INDIANAPOLIS – Four of the teens involved in the series of fights that broke out at Castleton Square Mall the day after Christmas will face charges – and city leaders are concerned.
The trend in youth violence in the city is increasing but most believe mentorship and activities specifically for youth can combat those issues.
Indiana Black Expo President Tanya Bell said while organizations such as the Ten Point Coalition and the YMCA offer ways to keep youth out of trouble, it’s up to the community to engage the young people.
“Growing up I had a mentor. I came from a home of a single parent family where folks would consider it dysfunctional, but I had that mentor,” said Bell.
According to MENTOR, an organization championing to expand quality youth mentoring relationships across the country, finds 1 in 3 young people will grow up without a mentor, but those that do have an advantage.
The organization finds young adults who were at-risk for falling off track, but had a mentor are:
· 55 percent more likely to enroll in college
· 78 percent more likely to volunteer regularly
· 90 percent are interested in becoming a mentor
· 130 percent more likely to hold leadership positions.
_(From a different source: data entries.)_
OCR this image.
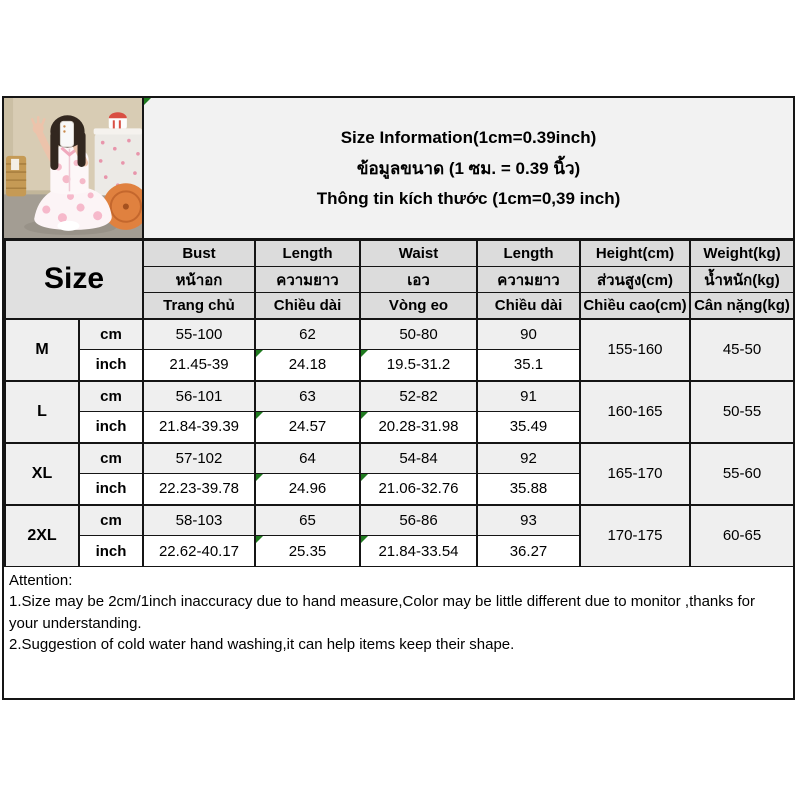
Size Information(1cm=0.39inch)
ข้อมูลขนาด (1 ซม. = 0.39 นิ้ว)
Thông tin kích thước (1cm=0,39 inch)
Size		Bust	Length	Waist	Length	Height(cm)	Weight(kg)
		หน้าอก	ความยาว	เอว	ความยาว	ส่วนสูง(cm)	น้ำหนัก(kg)
		Trang chủ	Chiều dài	Vòng eo	Chiều dài	Chiều cao(cm)	Cân nặng(kg)
M	cm	55-100	62	50-80	90	155-160	45-50
	inch	21.45-39	24.18	19.5-31.2	35.1		
L	cm	56-101	63	52-82	91	160-165	50-55
	inch	21.84-39.39	24.57	20.28-31.98	35.49		
XL	cm	57-102	64	54-84	92	165-170	55-60
	inch	22.23-39.78	24.96	21.06-32.76	35.88		
2XL	cm	58-103	65	56-86	93	170-175	60-65
	inch	22.62-40.17	25.35	21.84-33.54	36.27		
Attention:
1.Size may be 2cm/1inch inaccuracy due to hand measure,Color may be little different due to monitor ,thanks for your understanding.
2.Suggestion of cold water hand washing,it can help items keep their shape.
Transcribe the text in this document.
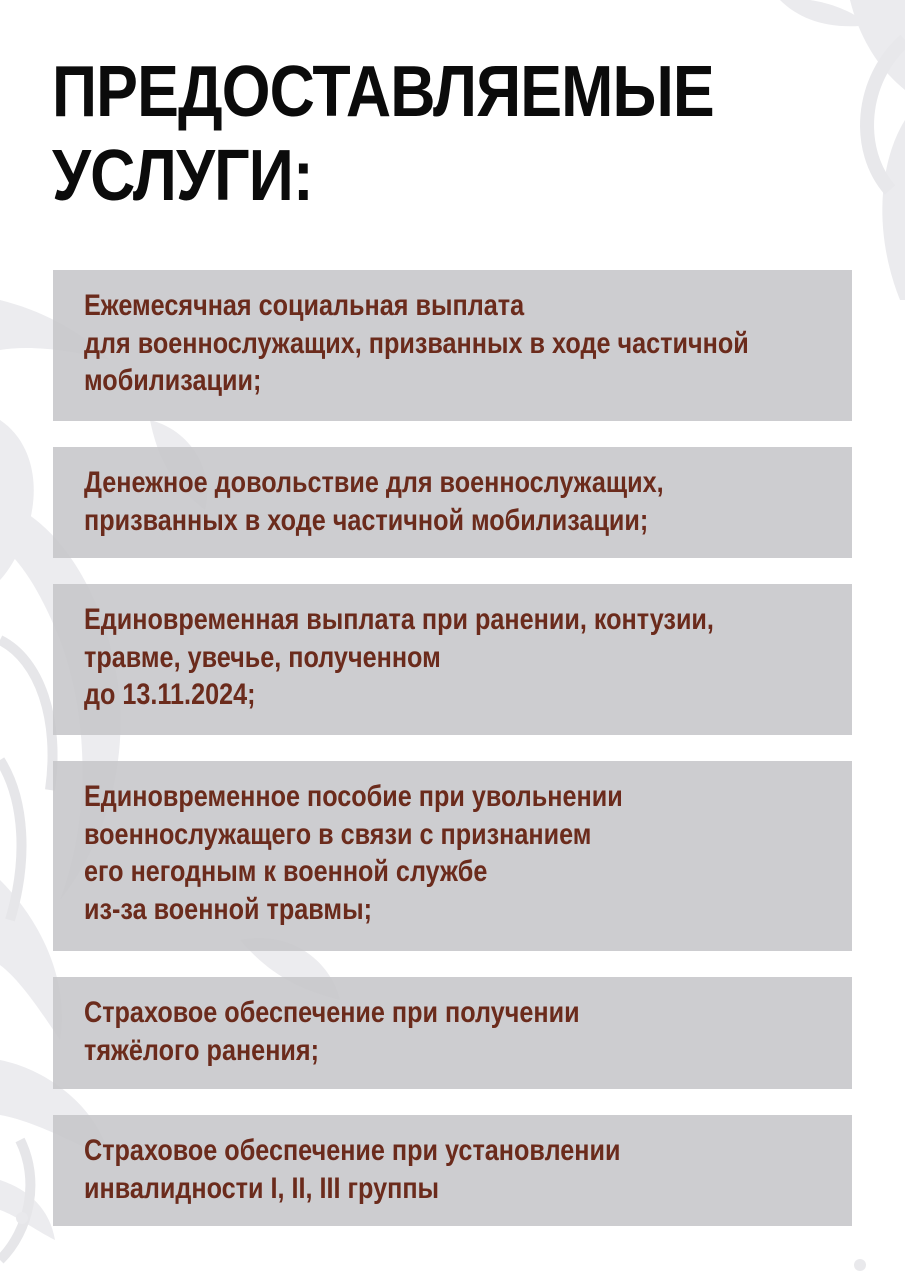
ПРЕДОСТАВЛЯЕМЫЕ
УСЛУГИ:
Ежемесячная социальная выплата
для военнослужащих, призванных в ходе частичной
мобилизации;
Денежное довольствие для военнослужащих,
призванных в ходе частичной мобилизации;
Единовременная выплата при ранении, контузии,
травме, увечье, полученном
до 13.11.2024;
Единовременное пособие при увольнении
военнослужащего в связи с признанием
его негодным к военной службе
из-за военной травмы;
Страховое обеспечение при получении
тяжёлого ранения;
Страховое обеспечение при установлении
инвалидности I, II, III группы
“I had someone who inspired me, coached me and I ended up going down the right path,” said Bell. “We have to wrap our arms around the kids and we have to be able to work together to make sure we’re guiding them in the right direction.”
Bell said by getting youth on the right path, it will help to combat the future rise of the city’s homicide rate which was at a record high of 149 in 2016 .
For a list of mentoring programs in the Indianapolis area, visit doe.in.gov .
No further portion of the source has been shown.